After the takeover by Hamas, which swept Palestinian elections in January 2006, Israel enforced a strict blockade on Gaza, permitting the passage only of humanitarian personnel and supplies. The Olmert government has argued that closure has been justified by the continuing rocket and other attacks that have been carried out by Gaza-based militants against nearby Israeli targets, including and especially the town of Sderot.
Human rights and peace groups -- both here and in Israel -- have strongly condemned the blockade, however, as a violation of international laws forbidding "collective punishment" of the civilian population, a point that was stressed in the letter to Rice.
"What is clear is that the policy has had a grave impact on the access of Gaza's civilian population to essential goods and services, including education, and violates Israel's obligation under the Fourth Geneva Convention on occupations to protect the rights of Palestinians to, among other things, freedom of movement and to secure access to education."
After publication of the Times story, Rice, a former provost of Stanford University, told reporters she had not been made aware of her department's decision to withdraw and divert the scholarships and that she disagreed with such a policy.
"If you cannot engage young people and give them a complete horizon to their expectations and to their dreams, then I don't know that there would be any future for Palestine," she said.
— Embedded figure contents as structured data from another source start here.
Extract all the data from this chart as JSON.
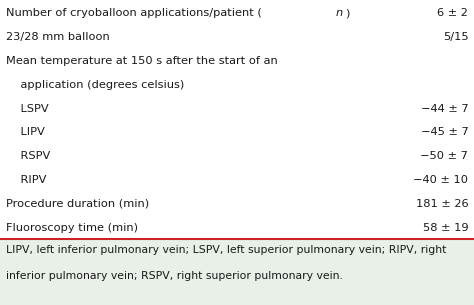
{
  "rows": [
    {
      "label": "Number of cryoballoon applications/patient (",
      "italic": "n",
      "label_after": ")",
      "value": "6 ± 2",
      "indent": 0
    },
    {
      "label": "23/28 mm balloon",
      "italic": "",
      "label_after": "",
      "value": "5/15",
      "indent": 0
    },
    {
      "label": "Mean temperature at 150 s after the start of an",
      "italic": "",
      "label_after": "",
      "value": "",
      "indent": 0
    },
    {
      "label": "    application (degrees celsius)",
      "italic": "",
      "label_after": "",
      "value": "",
      "indent": 0
    },
    {
      "label": "    LSPV",
      "italic": "",
      "label_after": "",
      "value": "−44 ± 7",
      "indent": 0
    },
    {
      "label": "    LIPV",
      "italic": "",
      "label_after": "",
      "value": "−45 ± 7",
      "indent": 0
    },
    {
      "label": "    RSPV",
      "italic": "",
      "label_after": "",
      "value": "−50 ± 7",
      "indent": 0
    },
    {
      "label": "    RIPV",
      "italic": "",
      "label_after": "",
      "value": "−40 ± 10",
      "indent": 0
    },
    {
      "label": "Procedure duration (min)",
      "italic": "",
      "label_after": "",
      "value": "181 ± 26",
      "indent": 0
    },
    {
      "label": "Fluoroscopy time (min)",
      "italic": "",
      "label_after": "",
      "value": "58 ± 19",
      "indent": 0
    }
  ],
  "foot_line1": "LIPV, left inferior pulmonary vein; LSPV, left superior pulmonary vein; RIPV, right",
  "foot_line2": "inferior pulmonary vein; RSPV, right superior pulmonary vein.",
  "table_bg": "#ffffff",
  "foot_bg": "#e8f0e8",
  "sep_color": "#cc2222",
  "text_color": "#1a1a1a",
  "font_size": 8.2,
  "foot_font_size": 7.8,
  "fig_width": 4.74,
  "fig_height": 3.05,
  "dpi": 100
}
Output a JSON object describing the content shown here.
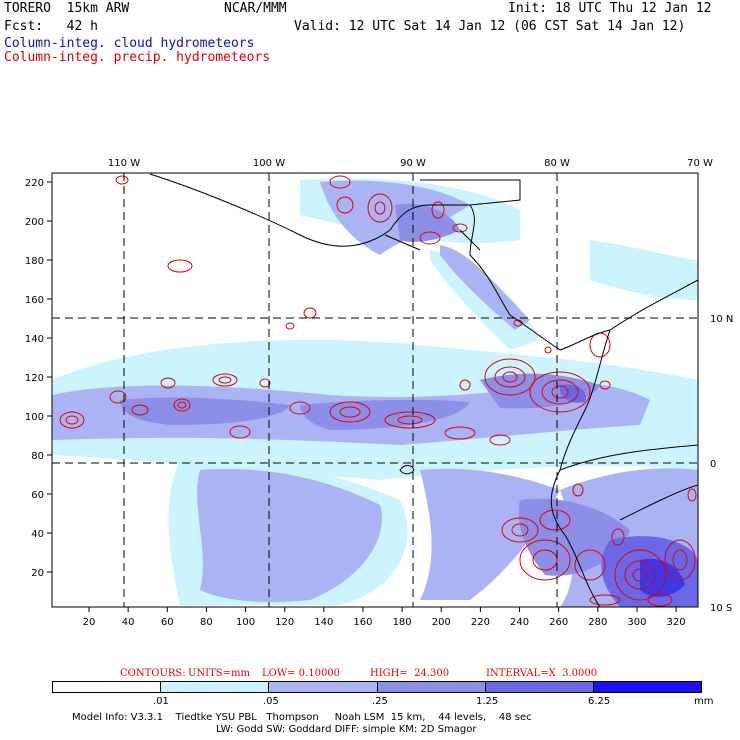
{
  "header": {
    "model_line": "TORERO  15km ARW",
    "center": "NCAR/MMM",
    "init": "Init: 18 UTC Thu 12 Jan 12",
    "fcst": "Fcst:   42 h",
    "valid": "Valid: 12 UTC Sat 14 Jan 12 (06 CST Sat 14 Jan 12)",
    "field1": "Column-integ. cloud hydrometeors",
    "field2": "Column-integ. precip. hydrometeors"
  },
  "colors": {
    "field1": "#1010c8",
    "field2": "#e00000",
    "contour": "#e00000",
    "shade": [
      "#ffffff",
      "#ccf4ff",
      "#aab4f4",
      "#8c8ee8",
      "#6a68e6",
      "#3c38e8",
      "#1c10f0"
    ]
  },
  "axes": {
    "left_ticks": [
      "220",
      "200",
      "180",
      "160",
      "140",
      "120",
      "100",
      "80",
      "60",
      "40",
      "20"
    ],
    "bottom_ticks": [
      "20",
      "40",
      "60",
      "80",
      "100",
      "120",
      "140",
      "160",
      "180",
      "200",
      "220",
      "240",
      "260",
      "280",
      "300",
      "320"
    ],
    "top_lons": [
      "110 W",
      "100 W",
      "90 W",
      "80 W",
      "70 W"
    ],
    "right_lats": [
      "10 N",
      "0",
      "10 S"
    ]
  },
  "contour_info": {
    "label": "CONTOURS:",
    "units": "UNITS=mm",
    "low": "LOW= 0.10000",
    "high": "HIGH=  24.300",
    "interval": "INTERVAL=X  3.0000"
  },
  "colorbar": {
    "levels": [
      ".01",
      ".05",
      ".25",
      "1.25",
      "6.25"
    ],
    "unit": "mm"
  },
  "footer": {
    "line1": "Model Info: V3.3.1    Tiedtke YSU PBL   Thompson     Noah LSM  15 km,    44 levels,    48 sec",
    "line2": "LW: Godd SW: Goddard DIFF: simple KM: 2D Smagor"
  }
}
On Jun. 1, the State Department announced it would reinstate the grants.
While the three groups praised Rice's actions, their letter strongly criticised the original decision, arguing that it "displayed a disturbing readiness on the part of the United States to actively support Israel's policy of strict closure on the Gaza Strip... Rather than accommodate Israel's unlawful restrictions, the United States should vigorously challenge at every opportunity."
In the last several days, some key Israeli officials have also spoken up against their government's decision to deny the exit permits. One Supreme Court justice, Elyakim Rubinstein, called for reconsidering the policy, noting that it "harms chances for some kind of co-existence", while the head of the Knesset's education committee, Rabbi Michael Malchior, called the restrictions against students "unwise and immoral".
Even some right-wing Israelis, notably former Soviet dissident Anatol Sharansky who is also attending the AIPAC conference here this week, were critical of the policy. "We correctly complain that the Palestinian Authority is not building civil society," he said, "but when we don't help build civil society, this plays into the hands of Hamas."
In their letter, the three groups stressed that educational opportunities in Gaza are currently "quite limited". Among the four universities there, for example, none offer undergraduate degrees in languages other than Arabic, English, and French, and no master's degrees in law, journalism, and information technology. No doctoral degrees are offered at all, and Israel only rarely permits professors and lecturers and from outside Gaza to enter to teach there.
According to Gisha, an Israeli human rights group, between one and two thousand students in Gaza seek to study abroad each year. Established in 1946, the Fulbright programme awards 7,000 scholarships each year to students in more than 150 countries.